MiR-145 inhibits aerobic glycolysis and cell proliferation of cervical cancer by acting on MYC.

Nearly half a million women are diagnosed with cervical cancer (CC) each year, with the incidence of CC stabilizing or rising in low-income and middle-income countries. Cancer cells use metabolic reprogramming to meet the needs of rapid proliferation, known as the Warburg effect, but the mechanism of the Warburg effect in CC remains unclear. microRNAs (miRNAs) have a wide range of effects on gene expression and diverse modes of action, and they regulate genes for metabolic reprogramming. Dysregulation of miRNA expression leads to metabolic abnormalities in tumor cells and promotes tumorigenesis and tumor progression. In this study, we found that miR-145 was negatively correlated with metabolic reprogramming-related genes and prevented the proliferation and metastasis of CC cell lines by impeding aerobic glycolysis.
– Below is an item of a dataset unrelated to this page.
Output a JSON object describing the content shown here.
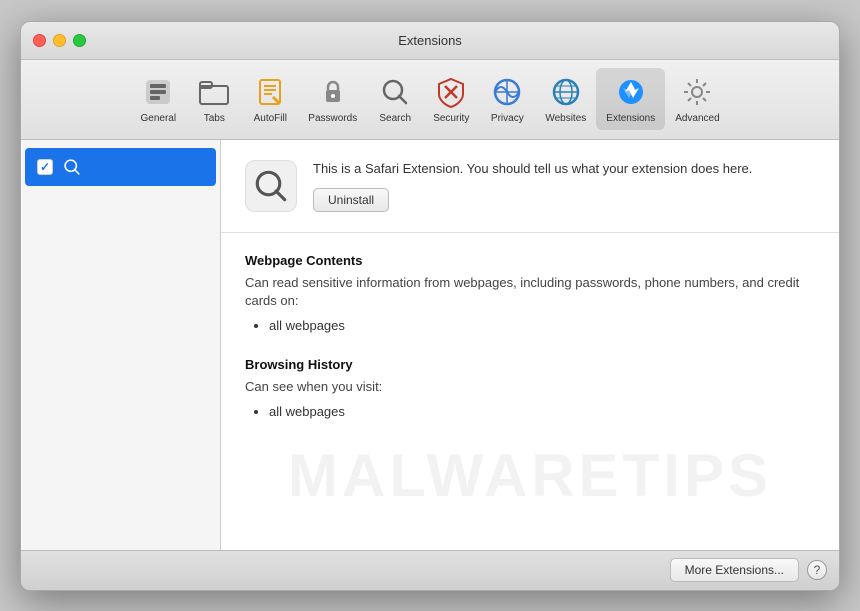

A dual-luciferase reporter assay showed that miR-145 can bind to the 3'-untranslated region (3'-UTR) of MYC. Chromatin Immunoprecipitation-quantitative real-time PCR indicated that MYC was involved in the regulation of glycolysis-related genes. In addition, miR-145 mimics significantly suppressed the growth of CC cell xenograft tumor, prolonged the survival time of mice, and dramatically silenced the expression of tumor proliferation marker Ki-67. Therefore, the results suggested that miR-145 affects aerobic glycolysis through MYC, which may be a potential target for the treatment of CC.